It's too bad that our president had to be reminded that the one-two punch of hurricanes Irma and Maria devastated Puerto Rico, and that, yes, all of Puerto Rico's 3.4 million residents are 100 percent bona fide Americans.
Eight days after the island was ravaged a second time by the category 4 Hurricane Maria, President Donald Trump found his pen and waived a nearly century-old law that prevents non-American ships from aiding the island. Our president waived that same rule, known as the Jones Act, for Houston and Florida within hours of Hurricane Harvey's strike on Houston and Irma's lashing of Florida.
But to be fair, as Maria swept out of Puerto Rico, Trump was busy tweeting about the NFL football players taking knees to protest racism and to rebuke his statements about them.
But there's still the question of why Puerto Rico is still waiting for other invaluable U.S. aid and response.
You might recall that in the aftermath of President George W. Bush bragging "good job, Brownie" despite the full sorrow of Katrina and our lethargic response to it becoming clearer by the minute, our day-late and dollar-short government finally sent military helicopters and troops to New Orleans. Then Bush installed Gen. Russel Honoré to set things right.
Well, that's only now happening in Puerto Rico. At least in part.
The island, about the size of New Jersey, has almost no fresh water, no phone service, no power and the status of the food supply and its accessibility is uncertain. Journalists there say food and supplies are sitting at docks, but there are no drivers for trucks to distribute it. Many roads are impassible. Most vehicles are destroyed. Gasoline supplies are minuscule. Even willing volunteers can't get to the docks to help.
Restoring electricity will take months, the health-care system isn't functioning, and a major dam may yet break, causing further dangerous flooding. At the week's end, a private commercial cruise ship company was helping to evacuate people. But our military ships weren't there.
To say this is Trump's Katrina gives our president far more credit than he deserves. Trump on Thursday finally named Gen. Jeffrey Buchanan to lead a military operation in Puerto Rico. When CNN asked Trump's top homeland security adviser, Tom Bossert, why it had taken eight days to put a general in charge, Bossert's absurd answer was: "It didn't require a three-star general eight days ago."
Katrina's now-retired Gen. Honoré couldn't be more outraged: "I don't know what the hell is going on!" he said on CNN, "Puerto Rico is bigger than Katrina." He called for the military to surge air traffic controllers onto the island to open airports, transportation specialists to clear roads and the deployment of many more troops, ships and helicopters.
He scoffed at the White House defense that 7,200 troops are on the island, and about 2,800 federal relief workers have been dispatched: "I had 20,000 federal troops. Not federal workers, federal troops."
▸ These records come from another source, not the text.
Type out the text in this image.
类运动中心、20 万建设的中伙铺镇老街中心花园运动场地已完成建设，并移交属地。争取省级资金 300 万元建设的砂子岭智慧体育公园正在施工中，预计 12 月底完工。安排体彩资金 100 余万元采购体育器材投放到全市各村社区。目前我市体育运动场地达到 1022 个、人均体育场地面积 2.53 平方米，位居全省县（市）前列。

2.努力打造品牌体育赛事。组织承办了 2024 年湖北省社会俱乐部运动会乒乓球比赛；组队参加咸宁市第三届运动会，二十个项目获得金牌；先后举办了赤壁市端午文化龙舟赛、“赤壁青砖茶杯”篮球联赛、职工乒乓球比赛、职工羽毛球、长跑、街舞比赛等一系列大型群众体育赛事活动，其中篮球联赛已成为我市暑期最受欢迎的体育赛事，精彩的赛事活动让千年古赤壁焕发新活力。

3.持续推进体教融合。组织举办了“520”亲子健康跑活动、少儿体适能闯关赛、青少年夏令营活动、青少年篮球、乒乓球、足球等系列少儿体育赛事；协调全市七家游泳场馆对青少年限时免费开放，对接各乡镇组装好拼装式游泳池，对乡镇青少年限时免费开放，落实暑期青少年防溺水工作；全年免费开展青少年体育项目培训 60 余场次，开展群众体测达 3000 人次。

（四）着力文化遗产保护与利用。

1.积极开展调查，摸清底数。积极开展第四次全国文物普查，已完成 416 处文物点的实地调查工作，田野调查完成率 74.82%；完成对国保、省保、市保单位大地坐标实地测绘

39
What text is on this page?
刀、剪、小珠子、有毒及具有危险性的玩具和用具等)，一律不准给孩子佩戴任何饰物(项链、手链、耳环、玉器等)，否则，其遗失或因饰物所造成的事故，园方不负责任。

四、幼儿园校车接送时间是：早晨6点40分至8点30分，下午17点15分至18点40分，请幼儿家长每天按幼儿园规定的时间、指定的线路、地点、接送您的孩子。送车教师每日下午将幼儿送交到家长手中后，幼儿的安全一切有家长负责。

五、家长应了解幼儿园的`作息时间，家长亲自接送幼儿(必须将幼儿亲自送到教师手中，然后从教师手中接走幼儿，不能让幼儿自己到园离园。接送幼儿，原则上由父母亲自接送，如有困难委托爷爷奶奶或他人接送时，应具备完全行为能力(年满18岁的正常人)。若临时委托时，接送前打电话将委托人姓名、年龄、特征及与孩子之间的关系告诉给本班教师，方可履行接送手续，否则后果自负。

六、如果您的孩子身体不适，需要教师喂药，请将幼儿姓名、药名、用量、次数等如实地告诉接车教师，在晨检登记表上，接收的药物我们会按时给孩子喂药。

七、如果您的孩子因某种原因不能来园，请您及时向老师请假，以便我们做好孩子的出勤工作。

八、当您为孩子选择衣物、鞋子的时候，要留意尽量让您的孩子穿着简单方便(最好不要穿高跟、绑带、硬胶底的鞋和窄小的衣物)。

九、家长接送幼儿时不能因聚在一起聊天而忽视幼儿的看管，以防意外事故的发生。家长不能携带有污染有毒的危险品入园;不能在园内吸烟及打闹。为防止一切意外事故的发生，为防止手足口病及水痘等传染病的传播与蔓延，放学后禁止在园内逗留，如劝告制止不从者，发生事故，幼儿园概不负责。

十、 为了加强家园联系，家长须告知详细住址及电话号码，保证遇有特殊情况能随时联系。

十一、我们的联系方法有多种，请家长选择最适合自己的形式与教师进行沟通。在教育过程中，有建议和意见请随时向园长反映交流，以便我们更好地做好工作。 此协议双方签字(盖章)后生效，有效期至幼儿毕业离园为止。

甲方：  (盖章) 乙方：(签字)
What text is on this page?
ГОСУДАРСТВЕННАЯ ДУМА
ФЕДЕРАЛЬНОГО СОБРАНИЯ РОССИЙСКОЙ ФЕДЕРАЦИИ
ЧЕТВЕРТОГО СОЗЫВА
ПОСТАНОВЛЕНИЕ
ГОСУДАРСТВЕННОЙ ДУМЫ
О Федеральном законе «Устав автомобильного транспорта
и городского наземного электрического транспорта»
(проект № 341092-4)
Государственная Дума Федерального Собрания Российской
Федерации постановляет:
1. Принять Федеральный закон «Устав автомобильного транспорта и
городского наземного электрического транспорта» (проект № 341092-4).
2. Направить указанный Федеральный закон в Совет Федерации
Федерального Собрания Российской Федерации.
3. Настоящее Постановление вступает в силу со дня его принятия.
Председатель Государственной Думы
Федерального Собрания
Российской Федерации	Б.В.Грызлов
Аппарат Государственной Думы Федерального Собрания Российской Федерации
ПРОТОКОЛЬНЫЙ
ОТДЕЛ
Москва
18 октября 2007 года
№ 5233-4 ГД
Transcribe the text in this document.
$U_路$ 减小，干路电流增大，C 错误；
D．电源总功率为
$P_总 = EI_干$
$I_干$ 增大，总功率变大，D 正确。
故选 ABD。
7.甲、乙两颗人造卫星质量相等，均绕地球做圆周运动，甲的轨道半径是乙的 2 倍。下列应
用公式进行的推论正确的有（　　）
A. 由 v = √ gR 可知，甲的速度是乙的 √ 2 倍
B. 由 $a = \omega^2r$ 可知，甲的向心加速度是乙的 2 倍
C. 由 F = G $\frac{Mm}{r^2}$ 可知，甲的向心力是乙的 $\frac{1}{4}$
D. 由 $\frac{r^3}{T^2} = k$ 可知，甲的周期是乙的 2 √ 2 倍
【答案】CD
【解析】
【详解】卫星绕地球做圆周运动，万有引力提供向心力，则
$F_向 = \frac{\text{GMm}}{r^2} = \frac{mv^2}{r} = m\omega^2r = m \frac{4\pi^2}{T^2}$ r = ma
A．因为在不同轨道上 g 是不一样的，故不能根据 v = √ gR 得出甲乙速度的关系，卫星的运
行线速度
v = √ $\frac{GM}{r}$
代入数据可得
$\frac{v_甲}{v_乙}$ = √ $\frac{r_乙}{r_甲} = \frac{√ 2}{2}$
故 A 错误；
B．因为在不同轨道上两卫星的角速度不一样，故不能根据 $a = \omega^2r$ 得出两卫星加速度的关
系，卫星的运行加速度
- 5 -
Bloomberg View's Tyler Cowen wrote last week that as federal aid was slowly being mobilized, even that won't restore the pre-storm state, which was already fiscally insolvent even before the storm struck. Thanks to the Jones Act, supply costs already are artificially high in Puerto Rico, where the population over 60 is higher than in any U.S. state.
"Statehood would have been Puerto Rico's best chance for economic growth," Cowen states. "When regions moved from territories to full-blown states, it provided a big boost to their per capita incomes. Puerto Rico never did the same, in part because its citizens voted not to, and in part because the mainland was reluctant to absorb a Hispanic territory. These days, political polarization renders statehood hard to imagine, as Puerto Rican senators likely would be Democrats."
Trump has, of course, already bragged that our disaster response to Puerto Rico has been a "great job."
He says he will visit Tuesday.
It should be interesting. Any bets on whether he'll mention the NFL?